Я подняла своё приглашение.
— Меня пригласили, сэр.
Высокомерное выражение его лица изменилось, когда он прочитал его.
— Ты девочка Хоупи7! — он пожал мне руку, хотя, если быть более точной, он потряс всю мою руку своим впечатляющим пожатием. — Рад с тобой познакомиться, я Варфоломей Хилберн. Старый друг твоего дяди. Он безостановочно говорит о своих девочках — мы, черт возьми, не можем его заткнуть. Напомни, кто из них ты?
Я вежливо улыбнулась.
— Августина.
— Августина! Ах, его гарвардский вундеркинд, конечно, —
он кивнул. — Хотя я и рад с тобой познакомиться, с сожалением вынужден сообщить, что «Аргус» предназначен только для парней. Почему бы тебе не попытать счастья у, эм, Божьих коровок?— Меня пригласили, — мягко напомнила я ему. — Было бы невежливо отказаться.
— Да, да, я полагаю, ты права. Может быть, кто-нибудь из стариков хочет познакомиться с девочкой Хоупи. Да, должно быть, так оно и есть.
Когда мы подошли к дворецкому, он внимательно осмотрел меня.
— Приглашение?
— Это девочка Карлайла Стэнхоупа, — сказал Варфоломей так, словно дворецкий совершил что-то вопиющее. Дворецкий никак не отреагировал.
Я протянула его ему. Он выхватил его из моих пальцев, просматривая более подробно, чем остальные. Чего бы он там ни не нашел, это заставило его вздохнуть и поставить галочку в своем блокноте.
— Можете отдать свое пальто гардеробщику, — сказал он.
Мы с Варфоломеей вошли в поместье. Несколько мужчин сразу же заметили его и помахали ему рукой.

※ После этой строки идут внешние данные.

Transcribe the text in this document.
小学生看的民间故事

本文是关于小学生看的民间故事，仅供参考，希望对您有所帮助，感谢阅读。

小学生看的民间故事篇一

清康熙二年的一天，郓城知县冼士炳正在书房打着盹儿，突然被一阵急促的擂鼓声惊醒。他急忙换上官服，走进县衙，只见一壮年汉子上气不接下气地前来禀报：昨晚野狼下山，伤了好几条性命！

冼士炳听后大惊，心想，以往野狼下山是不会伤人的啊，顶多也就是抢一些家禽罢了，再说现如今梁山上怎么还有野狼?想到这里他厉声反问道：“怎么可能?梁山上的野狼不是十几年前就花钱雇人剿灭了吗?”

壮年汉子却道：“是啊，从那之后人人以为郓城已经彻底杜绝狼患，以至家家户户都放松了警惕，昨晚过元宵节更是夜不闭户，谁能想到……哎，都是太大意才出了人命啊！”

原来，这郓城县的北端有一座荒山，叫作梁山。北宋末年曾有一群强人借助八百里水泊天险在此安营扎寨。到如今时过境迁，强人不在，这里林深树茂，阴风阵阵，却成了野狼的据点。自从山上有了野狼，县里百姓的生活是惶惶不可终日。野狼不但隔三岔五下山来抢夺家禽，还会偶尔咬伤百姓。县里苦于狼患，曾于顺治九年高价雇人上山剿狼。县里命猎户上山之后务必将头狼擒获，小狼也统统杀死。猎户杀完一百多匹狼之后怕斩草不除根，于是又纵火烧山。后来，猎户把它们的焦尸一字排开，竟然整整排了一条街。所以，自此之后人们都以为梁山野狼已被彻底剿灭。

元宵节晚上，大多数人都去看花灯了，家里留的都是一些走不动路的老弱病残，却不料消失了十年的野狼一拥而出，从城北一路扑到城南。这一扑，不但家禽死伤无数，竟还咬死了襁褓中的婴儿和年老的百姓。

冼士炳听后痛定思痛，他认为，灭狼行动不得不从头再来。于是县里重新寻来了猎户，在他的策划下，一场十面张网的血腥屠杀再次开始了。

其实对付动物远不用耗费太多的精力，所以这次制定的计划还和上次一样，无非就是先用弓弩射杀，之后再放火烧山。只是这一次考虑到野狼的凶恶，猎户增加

Он широко раскинул руки, издал обезьяноподобный звук, прежде чем поприветствовать их всех хлопком по спине.
Я восхитилась фойе и не удивилась, увидев, что внешняя элегантность сохранилась и в интерьере. Полы из белого мрамора, усыпанные черными бриллиантами, вели к широкой лестнице в центре комнаты. Колонны, по три с каждой стороны, разделяли фойе на гостиную и столовую. Стены были нежно-кремового цвета с белыми панелями в нижней половине. С потолка свисала массивная люстра, впечатляющая и яркая, словно фейерверк.
Все мужчины были одеты в смокинги, некоторые из парней были в костюмам, которые им были немного велики. Волосы зачесаны назад, огромные Rolex, итальянские лоферы. Элита из элиты.
— Пальто, сэ… мадам?
Гардеробщик не смог скрыть своего потрясения при виде меня. Я молча передала ему своё пальто. Он, запинаясь, выполнил свои обязанности, распечатал номерок и отдал его мне.
Я отошла в сторону, и тем самым всё больше мужчин замечали моё присутствие. Было ясно, почему Риккард попросил меня надеть белое — на фоне черных смокингов я выделялась, как белая ворона.
Я прошла в ближайшую комнату, где на обеденном столе был накрыт отличный шведский стол. Было ясно, что на всё — от улиток до запечённой Аляски8 — не жалели средств. Мужчины двигались вокруг стола, более старшие члены клуба во все горло слушали болтовню панчи о своих достижениях и целях.
Было очень легко заметить панчи среди членов клуба. Они нервничали, были возбуждены и либо вообще избегали употребления алкоголя, либо употребляли его чрезмерно. Это была грандиозная ночь для них. Некоторые надеялись, что их примут, чтобы обеспечить своё будущее, в то время как другим необходимо было сохранить наследие своих отцов и дедов.
Единственным панчи, который, казалось, не был так обеспокоен, был Сорен. Он развалился на шезлонге цвета шалфея, попыхивая сигарой всякий раз, когда ему казалось, что он может отвлечься от этого. Он был одет в смокинг, но уже успел снять пиджак и галстук.